Михаил Аркадьевич невольно отметил одну странность: отчего обер-полицмейстер так давит именно на карты? Отчего пылает такой ненавистью только к картам? Вопрос интересный. Ответы на него Эфенбах оставил на потом.
– Надеюсь на вас, господа офицеры и штатские, что отправитесь к себе в участки и, не откладывая, возьметесь чистить Москву от карт, – уже с меньшим жаром вещал Власовский, видимо, выдыхаясь. – Никого не жалейте, никого не выгораживайте, а хватайте и давите карточную нечисть везде, где сможете. Моя вам в том полная поддержка. Жду, господа, от вас докладов с результатами.
Величественным жестом обер-полицмейстер отпустил на вольный воздух и борьбу с картами. Приставы расходились вдохновленными, так сказать. Что же до Эфенбаха, то начальник сыска вдохновился так, что голова его раскалывалась. Как видно, от желания изгнать карты из Москвы. Но для начала он мечтал повстречать кое-кого в сыске…

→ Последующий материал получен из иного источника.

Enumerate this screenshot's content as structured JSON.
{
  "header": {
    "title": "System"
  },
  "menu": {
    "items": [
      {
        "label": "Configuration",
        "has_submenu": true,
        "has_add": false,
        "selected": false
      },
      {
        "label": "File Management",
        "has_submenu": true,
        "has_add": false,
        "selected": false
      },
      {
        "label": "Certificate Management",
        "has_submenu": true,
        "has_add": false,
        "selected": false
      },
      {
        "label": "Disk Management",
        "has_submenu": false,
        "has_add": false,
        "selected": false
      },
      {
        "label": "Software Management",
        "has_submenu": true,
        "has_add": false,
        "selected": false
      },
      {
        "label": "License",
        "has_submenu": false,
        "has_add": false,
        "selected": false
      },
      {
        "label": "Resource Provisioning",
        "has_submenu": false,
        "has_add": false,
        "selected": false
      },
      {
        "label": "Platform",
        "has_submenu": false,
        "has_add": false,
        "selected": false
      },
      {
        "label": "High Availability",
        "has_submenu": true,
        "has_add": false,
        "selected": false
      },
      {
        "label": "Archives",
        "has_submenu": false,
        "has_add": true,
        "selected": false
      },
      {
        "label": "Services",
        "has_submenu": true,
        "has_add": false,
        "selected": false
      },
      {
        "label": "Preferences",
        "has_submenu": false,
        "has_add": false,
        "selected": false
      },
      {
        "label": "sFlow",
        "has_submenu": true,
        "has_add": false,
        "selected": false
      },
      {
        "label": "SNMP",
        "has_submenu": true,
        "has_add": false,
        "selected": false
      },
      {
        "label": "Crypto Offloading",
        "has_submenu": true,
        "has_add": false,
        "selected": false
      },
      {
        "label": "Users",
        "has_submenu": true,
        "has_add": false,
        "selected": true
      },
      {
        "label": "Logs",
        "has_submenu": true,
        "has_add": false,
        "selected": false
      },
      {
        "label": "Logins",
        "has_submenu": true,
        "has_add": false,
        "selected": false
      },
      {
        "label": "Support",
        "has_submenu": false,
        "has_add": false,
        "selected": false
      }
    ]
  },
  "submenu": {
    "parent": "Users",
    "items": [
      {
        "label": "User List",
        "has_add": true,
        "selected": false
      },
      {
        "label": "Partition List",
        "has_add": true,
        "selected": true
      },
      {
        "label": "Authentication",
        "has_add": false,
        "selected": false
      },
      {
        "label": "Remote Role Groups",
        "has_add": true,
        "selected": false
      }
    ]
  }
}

6Глинкин так спешил, что, не выбирая дороги, добежал до Столового переулка минут за пять. Арбатский полицейский дом, в котором размещался 1-й участок Арбатской части, имел в своем хозяйстве пожарную каланчу, пожарный гараж с водокачкой, двухэтажный флигель с приемной частью и кабинетом пристава, большую камеру для задержанных и одиночную, дровяной сарай, казарму для городовых, медицинскую, мертвецкую (для тех, кому медицина окончательно помогла) и часовенку. В общем, все, чтобы содержать вверенную часть города в порядке. А не в беспорядке, так сказать.
В приемной части находился помощник пристава подпоручик Трашантый, Никодим Михеевич. Занят он был тем, что с хрустом и брызгами колол сахар. Запыхавшегося почтальона встретил умиротворенным взглядом.
– Что, Павлуша, прибежал, будто почта сгорела? – сказал и сам засмеялся шутке.
– Почта, слава богу, цела, а в доме на Большой Молчановке не открывают.
Кусок сахара разлетелся на обломки. Трашантый смел их в ладонь и отправил в стакан с жидковатым чаем.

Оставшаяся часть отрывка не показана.